22 de setiembre de 2024
XXV Domingo del Tiempo Ordinario, año B
Mc 9, 30-37
El pasaje evangélico que escuchamos el domingo pasado (Mc 8,27-35) es un punto de inflexión en el relato de Marcos: Pedro había reconocido en Jesús al Mesías esperado por Israel, pero, con su reproche (Mc 8,32), había demostrado que no tenía ninguna expectativa diferente de la de todo el pueblo, es decir, la espera de un Mesías poderoso y liberador, un Mesías fuerte capaz de liberarlos del invasor romano.
En la segunda parte del Evangelio, que comienza precisamente con ese episodio, Jesús centra toda su atención y cuidado en hacer una sola cosa, en instruir a sus discípulos sobre su verdadera identidad, en el estilo de su misión. Los milagros disminuyen, y Jesús está por encima de todo con los suyos, mientras se pone en camino hacia Jerusalén.
Así comienza el pasaje de hoy (Mc 9,30-37): Jesús y los discípulos atraviesan Galilea, pero Jesús se asegura de que nadie lo sepa («No quería que nadie lo supiera» - Mc 9,30), porque necesita estar con los discípulos y revelarles lo que aún no comprenden, algo que será particularmente difícil de entender y aceptar: su muerte y resurrección.

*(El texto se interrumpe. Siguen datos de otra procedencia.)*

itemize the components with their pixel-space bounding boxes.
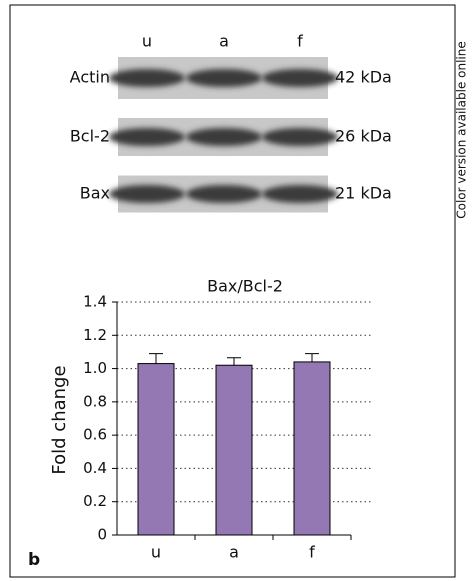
y-tick-label: 1.2 [83, 326, 107, 344]
y-tick-label: 1.0 [83, 359, 107, 377]
blot-band [262, 128, 338, 146]
x-tick-label: u [151, 543, 161, 562]
protein-label: Bax [80, 184, 110, 203]
blot-band [186, 185, 262, 203]
bar [294, 362, 330, 535]
panel-label: b [28, 550, 40, 570]
y-tick-label: 0 [97, 526, 107, 544]
error-bar [149, 354, 163, 364]
blot-band [262, 185, 338, 203]
blot-band [186, 128, 262, 146]
blot-band [109, 185, 185, 203]
western-blot: u a f Actin 42 kDa Bcl-2 26 kDa Bax 21 kDa [70, 32, 392, 213]
error-bar [227, 358, 241, 365]
size-label: 42 kDa [335, 68, 392, 87]
y-tick-label: 0.4 [83, 459, 107, 477]
size-label: 26 kDa [335, 127, 392, 146]
bar [216, 365, 252, 535]
bar [138, 364, 174, 535]
y-tick-label: 0.8 [83, 392, 107, 410]
figure: Color version available online b u a f Acti… [0, 0, 472, 581]
x-tick-label: f [309, 543, 315, 562]
blot-band [186, 69, 262, 87]
chart-title: Bax/Bcl-2 [207, 277, 283, 296]
lane-label: u [142, 32, 152, 51]
protein-label: Bcl-2 [70, 127, 110, 146]
side-note: Color version available online [455, 41, 469, 219]
lane-label: a [219, 32, 229, 51]
y-tick-label: 0.2 [83, 492, 107, 510]
x-tick-label: a [229, 543, 239, 562]
y-axis-label: Fold change [49, 365, 70, 474]
lane-label: f [297, 32, 303, 51]
y-tick-label: 0.6 [83, 426, 107, 444]
error-bar [305, 354, 319, 362]
blot-band [109, 128, 185, 146]
y-tick-label: 1.4 [83, 293, 107, 311]
blot-band [262, 69, 338, 87]
size-label: 21 kDa [335, 184, 392, 203]
protein-label: Actin [70, 68, 110, 87]
blot-band [109, 69, 185, 87]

El objetivo de la enseñanza de Jesús, de hecho, es uno solo, la Pascua. Esa será la forma en que Jesús tomará sobre sus hombros la maldad de los hombres, de cada hombre, y será sanación y salvación para todos; este será su modo de ser el Mesías esperado, el pastor del pueblo de Dios.
Jesús abordará abiertamente el tema tres veces, y cada vez la reacción de los discípulos es la de aquellos que no quieren o no pueden entender. Hoy vemos la segunda de esta tentativa de Jesús, después de haber visto la primera el domingo pasado, junto con la consiguiente reacción de Pedro.

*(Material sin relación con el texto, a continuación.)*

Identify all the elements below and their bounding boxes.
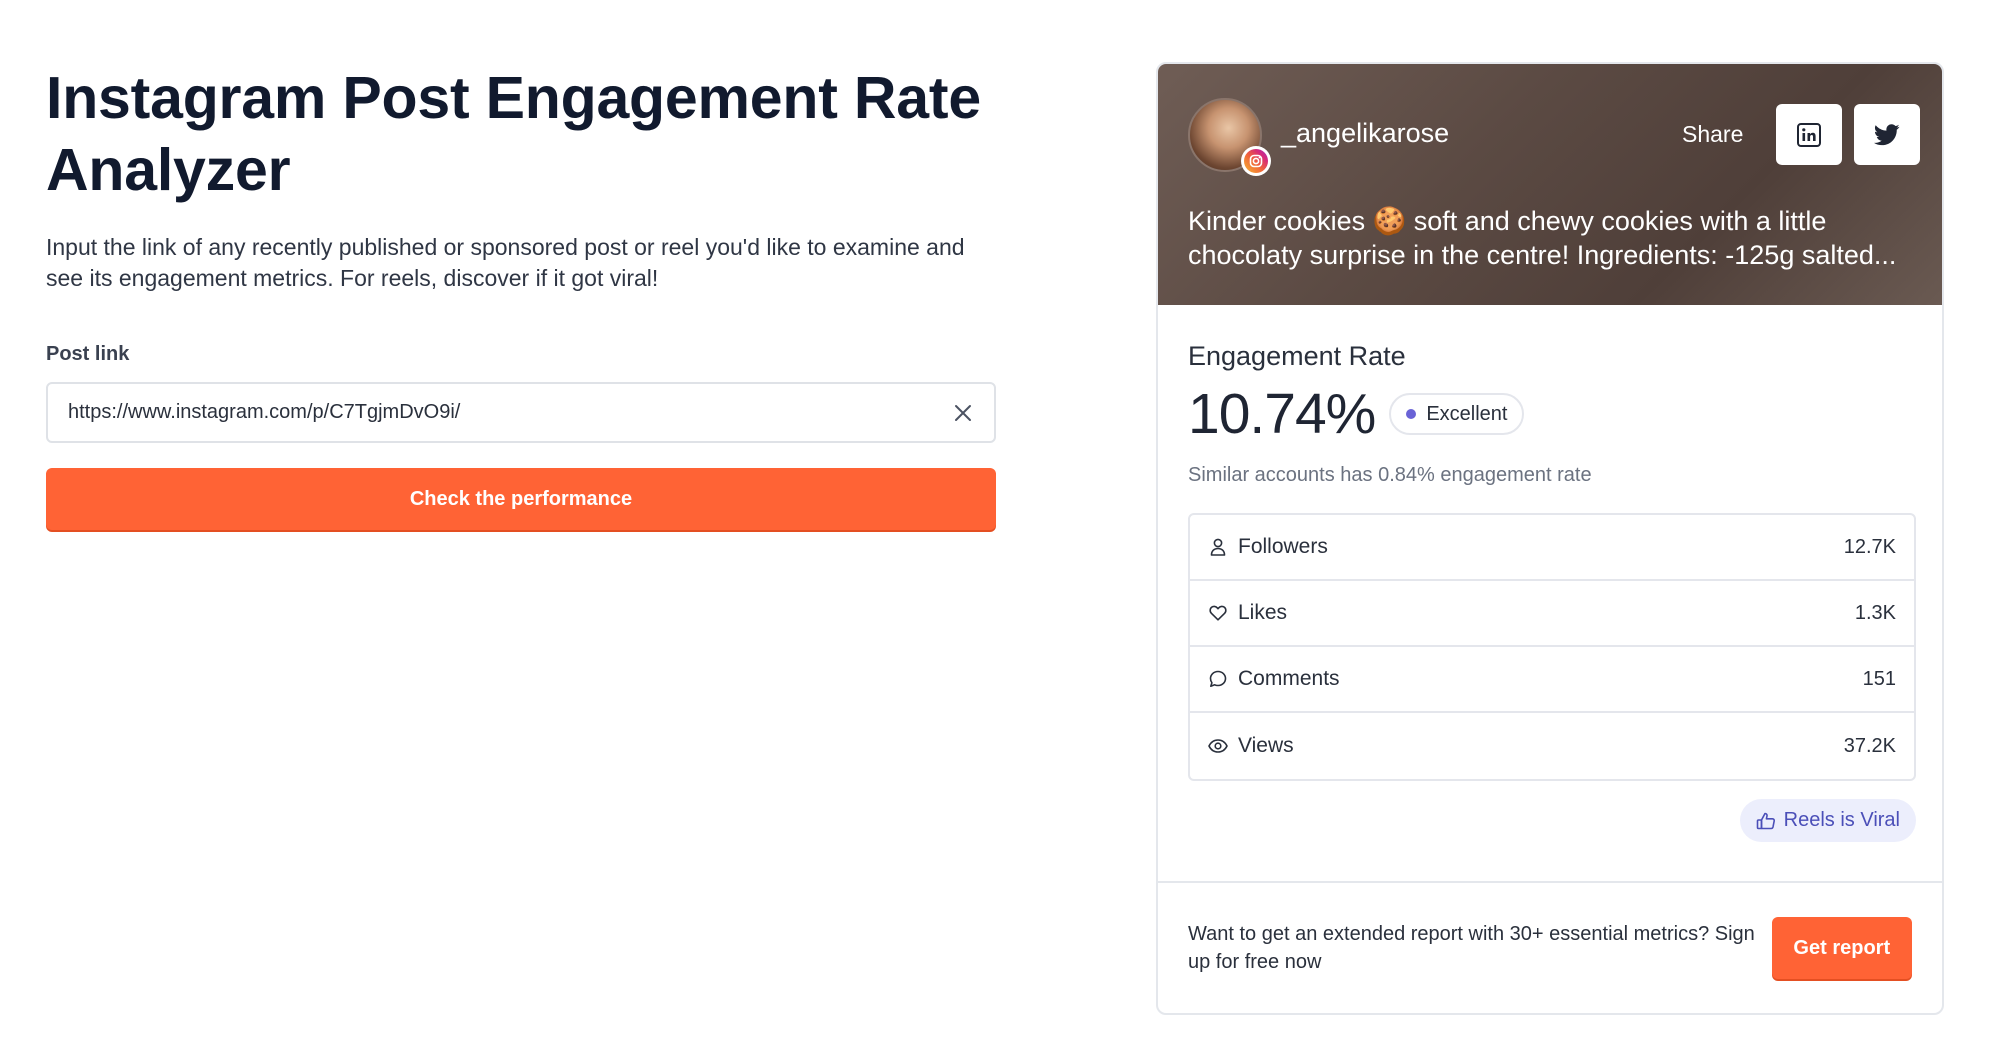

Jesús, por tanto, repite el anuncio de su pasión y resurrección («El Hijo del hombre es entregado en manos de los hombres y lo matarán; pero cuando lo maten, resucitará a los tres días» - Mc 9,31). Él nunca separa estos dos momentos, la muerte y la resurrección, y esta es la verdadera y gran enseñanza: no hay gloria que no pase por el don de sí mismo, y no hay don de sí mismo que no conduzca a la gloria.
Pero para los discípulos estas palabras son incomprensibles (Mc 9,32): no porque sea un lenguaje abstruso, con palabras difíciles. Son incomprensibles porque hablan de una realidad inaceptable, una realidad demasiado alejada de las ideas y la imaginación que está arraigada en sus mentes.

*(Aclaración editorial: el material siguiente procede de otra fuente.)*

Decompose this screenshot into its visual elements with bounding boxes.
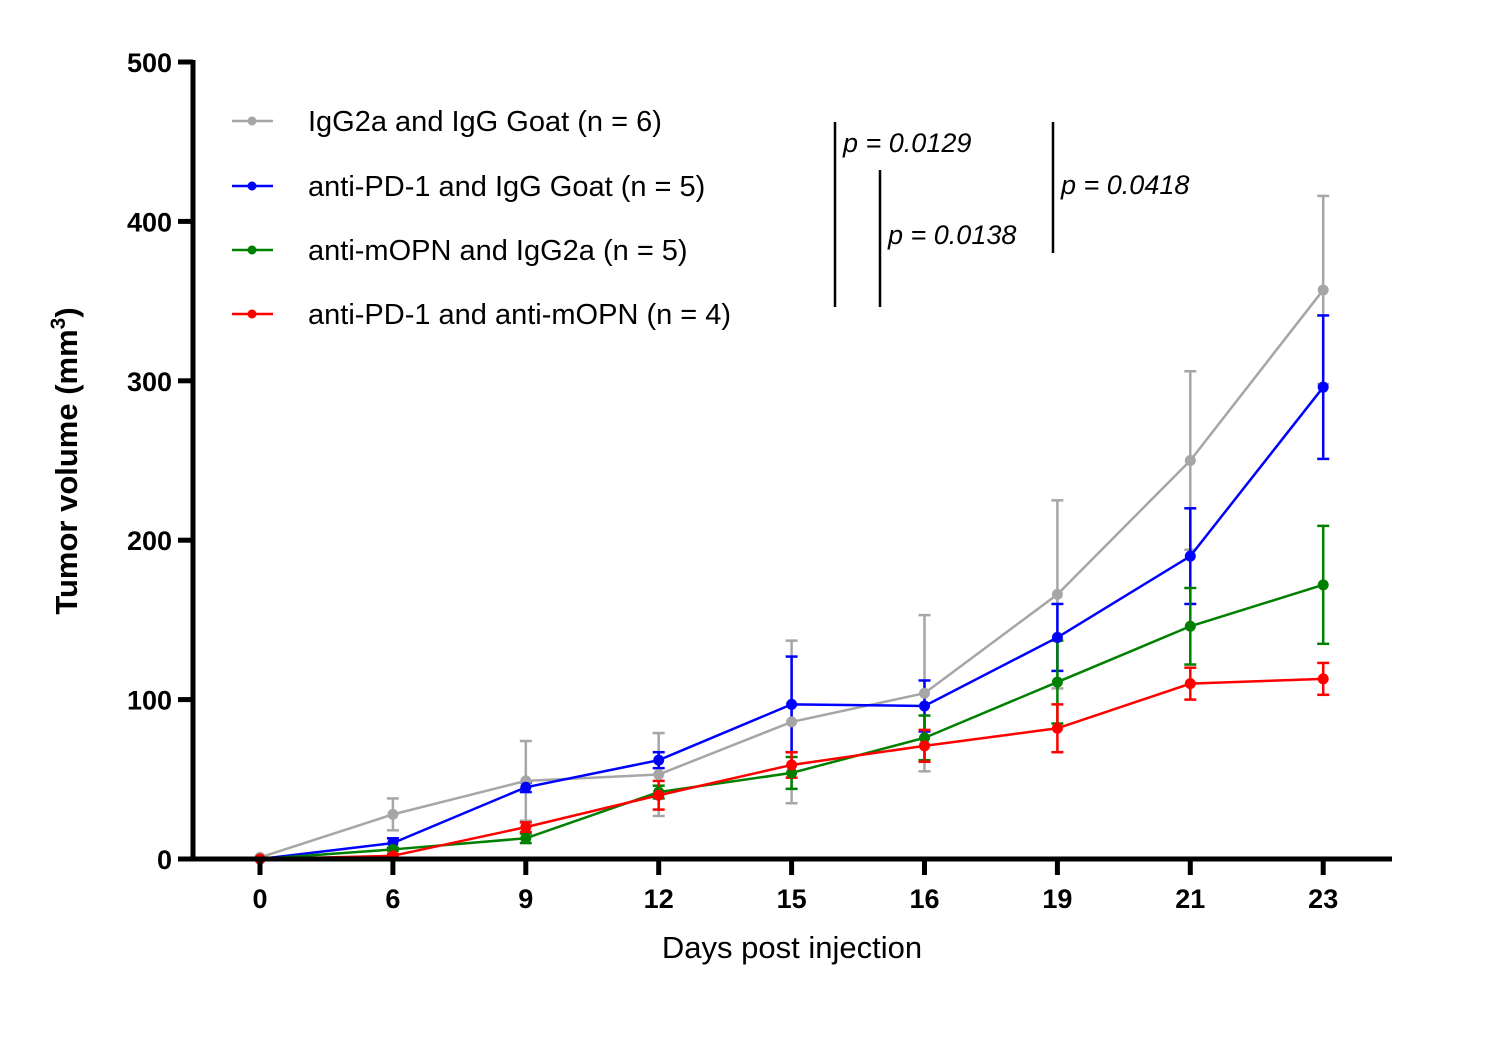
p-value-annotation: p = 0.0418: [1051, 122, 1189, 253]
data-point: [1317, 381, 1329, 393]
y-tick-label: 0: [157, 845, 172, 875]
y-tick-label: 500: [127, 48, 172, 78]
y-ticks: 0 100 200 300 400 500: [127, 48, 193, 875]
x-ticks: 0 6 9 12 15 16 19 21 23: [252, 859, 1338, 914]
data-point: [520, 832, 532, 844]
x-tick-label: 6: [385, 884, 400, 914]
data-point: [1184, 550, 1196, 562]
data-point: [1317, 579, 1329, 591]
data-point: [653, 789, 665, 801]
data-point: [919, 700, 930, 712]
error-bars: [386, 194, 1330, 859]
legend-marker-icon: [247, 181, 257, 191]
data-point: [520, 821, 532, 833]
data-point: [1184, 620, 1196, 632]
y-tick-label: 400: [127, 207, 172, 237]
x-tick-label: 21: [1175, 884, 1205, 914]
y-tick-label: 300: [127, 367, 172, 397]
legend-marker-icon: [247, 309, 257, 319]
x-tick-label: 16: [909, 884, 939, 914]
data-point: [1184, 678, 1196, 690]
legend-item: anti-mOPN and IgG2a (n = 5): [232, 235, 688, 267]
p-value-label: p = 0.0418: [1060, 170, 1189, 200]
data-point: [919, 740, 930, 752]
axes: 0 100 200 300 400 500 0 6 9 12 15 16 19 21 23: [127, 48, 1392, 914]
data-point: [1051, 631, 1063, 643]
data-point: [1051, 676, 1063, 688]
legend-marker-icon: [247, 116, 257, 126]
x-tick-label: 12: [644, 884, 674, 914]
data-point: [919, 687, 930, 699]
x-axis-title: Days post injection: [662, 930, 922, 965]
y-tick-label: 200: [127, 526, 172, 556]
legend-label: IgG2a and IgG Goat (n = 6): [308, 106, 662, 138]
data-point: [1184, 455, 1196, 466]
data-point: [653, 754, 665, 766]
legend-item: anti-PD-1 and anti-mOPN (n = 4): [232, 299, 731, 331]
data-point: [653, 769, 665, 781]
legend-label: anti-PD-1 and IgG Goat (n = 5): [308, 171, 705, 203]
x-tick-label: 23: [1308, 884, 1338, 914]
data-series: [254, 284, 1329, 865]
data-point: [786, 759, 798, 771]
p-value-label: p = 0.0129: [842, 128, 971, 158]
data-point: [1051, 722, 1063, 734]
legend-item: IgG2a and IgG Goat (n = 6): [232, 106, 662, 138]
y-tick-label: 100: [127, 686, 172, 716]
data-point: [786, 767, 798, 779]
legend-label: anti-PD-1 and anti-mOPN (n = 4): [308, 299, 731, 331]
x-tick-label: 0: [252, 884, 267, 914]
p-value-label: p = 0.0138: [887, 220, 1016, 250]
data-point: [520, 781, 532, 793]
legend-label: anti-mOPN and IgG2a (n = 5): [308, 235, 688, 267]
data-point: [1317, 673, 1329, 685]
data-point: [786, 698, 798, 710]
p-value-annotation: p = 0.0138: [878, 170, 1016, 307]
data-point: [1317, 284, 1329, 296]
data-point: [1051, 588, 1063, 600]
legend-marker-icon: [247, 245, 257, 255]
data-point: [387, 808, 399, 820]
x-tick-label: 15: [777, 884, 807, 914]
data-point: [786, 716, 798, 728]
legend-item: anti-PD-1 and IgG Goat (n = 5): [232, 171, 705, 203]
significance-annotations: p = 0.0129 p = 0.0138 p = 0.0418: [833, 122, 1189, 307]
x-tick-label: 9: [518, 884, 533, 914]
x-tick-label: 19: [1042, 884, 1072, 914]
series-2: [254, 381, 1329, 865]
legend: IgG2a and IgG Goat (n = 6) anti-PD-1 and …: [232, 106, 731, 331]
data-point: [919, 732, 930, 744]
y-axis-title: Tumor volume (mm3): [47, 307, 84, 614]
p-value-annotation: p = 0.0129: [833, 122, 971, 307]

Los discípulos no quieren entender, y la señal es que, aunque no hayan comprendido, no piden explicaciones («Pero no entendían estas palabras y tenían miedo de preguntarle» - Mc 9,32).
En lugar de pedir explicaciones, los discípulos hablan de otra cosa. Es una manera de silenciar la Palabra de la Cruz, de cubrirla con otras palabras, de no darle espacio, de olvidarla, de no dejarla entrar en la vida. Muchas de nuestras palabras a veces tienen este propósito, no para ayudarnos a entrar en el misterio de la Pascua que habita en nuestras vidas, sino para permanecer fuera de él, para distraernos, para anestesiarnos un poco.
De lo que están hablando los discípulos es exactamente lo opuesto a la Palabra de la Cruz. Pronuncian las palabras de la grandeza, del poder, de quién de ellos es más importante («Discutían entre sí quién era el más grande» - Mc 9,34): dan voz a los deseos profundos que orientan sus vidas.
Jesús, sin embargo, a diferencia de los discípulos, no tiene miedo de interrogarlos y es Él quien les pide explicaciones de lo que estaban hablando («Les pregunta: ¿Qué discutíais por el camino?» - Mc 9,33).
La respuesta de los discípulos a la pregunta de Jesús es el silencio («Y callaron» – Mc 9,34): al no haber escuchado la Palabra de la Cruz, no tienen palabras verdaderas y "correctas", como las que vimos pronunciadas por el hombre curado en el Evangelio hace dos domingos (Mc 7,35).
El corazón de los discípulos no es todavía un corazón curado: persiguen en vano sueños de grandeza que no tienen nada que ver con la verdadera gloria.
La buena noticia de hoy es que Jesús no se detiene ante nuestro silencio, ni siquiera ante nuestro miedo.
A los discípulos, que todavía no saben escuchar la Palabra de Pascua, Jesús les muestra un símbolo evocador de lo que es la verdadera grandeza.
El símbolo es el abrazo con el que Jesús acoge a un niño (Mc 9,36), para decir que la verdadera grandeza está cuando uno es capaz de acoger a los demás tal como son, haciéndose pan para el hambre de cada pequeño.